ManifoldRG / NEKO

In Progress Implementation of GATO style Generalist Multimodal model capable of image, text, RL and Robotics tasks
https://discord.gg/brsPnzNd8h
GNU General Public License v3.0
46 stars 10 forks source link

"Real-world" Multi-modal Robotics Control Datasets #48

Closed daniellawson9999 closed 10 months ago

daniellawson9999 commented 1 year ago

Background

The initially discussed dataset proposal focused on MuJoCo, Atari, environments, are useful for research, but are far from real-world environments. Since the release of Gato, there have been several exciting papers which train language-conditioned transformer policies for robotics. For example, a model could be trained to complete generic language tasks within some bounds, such as by language prompts such as "move the green star next to the red block". The datasets and environments used by these papers could be interesting to explore with Neko. The two datasets which I introduce (Language Table, VIMA Bench), are both new, and quite exciting. A resulting model trained on these datasets may be usable for practical robotics tasks, or for those wanting to experiment with language-conditioned robotic control.

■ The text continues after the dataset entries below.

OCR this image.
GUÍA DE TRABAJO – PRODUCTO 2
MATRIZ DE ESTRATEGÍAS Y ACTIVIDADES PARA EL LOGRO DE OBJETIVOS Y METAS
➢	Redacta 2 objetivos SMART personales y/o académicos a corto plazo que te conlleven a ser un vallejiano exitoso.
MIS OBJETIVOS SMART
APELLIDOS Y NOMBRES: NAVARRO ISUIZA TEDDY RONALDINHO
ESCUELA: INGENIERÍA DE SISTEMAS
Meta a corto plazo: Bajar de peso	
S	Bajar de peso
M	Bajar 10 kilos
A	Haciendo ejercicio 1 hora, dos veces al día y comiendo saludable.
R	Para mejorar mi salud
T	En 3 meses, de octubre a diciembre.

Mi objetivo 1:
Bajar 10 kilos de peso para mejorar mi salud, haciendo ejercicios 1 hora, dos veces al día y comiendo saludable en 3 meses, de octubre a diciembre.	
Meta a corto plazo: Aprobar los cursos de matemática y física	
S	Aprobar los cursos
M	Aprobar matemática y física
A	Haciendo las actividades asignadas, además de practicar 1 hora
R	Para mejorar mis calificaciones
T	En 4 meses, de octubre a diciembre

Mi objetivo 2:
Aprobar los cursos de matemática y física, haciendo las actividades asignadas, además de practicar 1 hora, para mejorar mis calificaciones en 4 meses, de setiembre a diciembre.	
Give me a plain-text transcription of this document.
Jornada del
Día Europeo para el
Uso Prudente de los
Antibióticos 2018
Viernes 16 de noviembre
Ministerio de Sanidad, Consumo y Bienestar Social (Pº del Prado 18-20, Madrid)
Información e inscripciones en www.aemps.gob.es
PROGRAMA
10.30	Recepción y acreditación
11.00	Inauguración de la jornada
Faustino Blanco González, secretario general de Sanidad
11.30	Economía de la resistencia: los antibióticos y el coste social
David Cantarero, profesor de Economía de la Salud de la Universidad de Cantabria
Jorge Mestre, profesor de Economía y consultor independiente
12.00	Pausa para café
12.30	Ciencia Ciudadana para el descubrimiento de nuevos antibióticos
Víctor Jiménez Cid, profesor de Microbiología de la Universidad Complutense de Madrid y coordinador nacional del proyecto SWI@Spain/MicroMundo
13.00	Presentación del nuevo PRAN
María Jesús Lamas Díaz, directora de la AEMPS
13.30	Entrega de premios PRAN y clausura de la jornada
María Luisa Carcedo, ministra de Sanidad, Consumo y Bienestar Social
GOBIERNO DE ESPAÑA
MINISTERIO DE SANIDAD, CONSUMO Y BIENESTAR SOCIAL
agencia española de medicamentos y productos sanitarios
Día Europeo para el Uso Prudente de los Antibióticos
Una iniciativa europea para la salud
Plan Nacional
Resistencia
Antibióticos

Papers and Corresponding Datasets and Environments

Several notable papers include:

RT-1: Robotics Transformer for Real-World Control at Scale

Interactive Language: Talking to Robots in Real Time

VIMA: General Robot Manipulation with Multimodal Prompts

Availability:

Thus, either the VIMA (Bench) or Interactive Language (Bench) could be great environments and datasets for us to incorporate into Gato. Personally, I slightly prefer VIMA to start with, as it seems already to be closely tailored to work with Gato-style tokenization, and has really good documentation, and multi-modal prompting through both language and images, while language table's model input is language.

Output

Separate issues can be created for sourcing issues following this general direction. For general procedure in sourcing a control dataset, refer to meta-issue https://github.com/ManifoldRG/NEKO/issues/13 (converting to Minari). Another example issue for a control dataset is: https://github.com/ManifoldRG/NEKO/issues/12 or https://github.com/ManifoldRG/NEKO/issues/14 .

Feel free to discuss thoughts for this issue here, or create a separate issue for one of these individual datasets which contains more information or tracks progress towards its conversion.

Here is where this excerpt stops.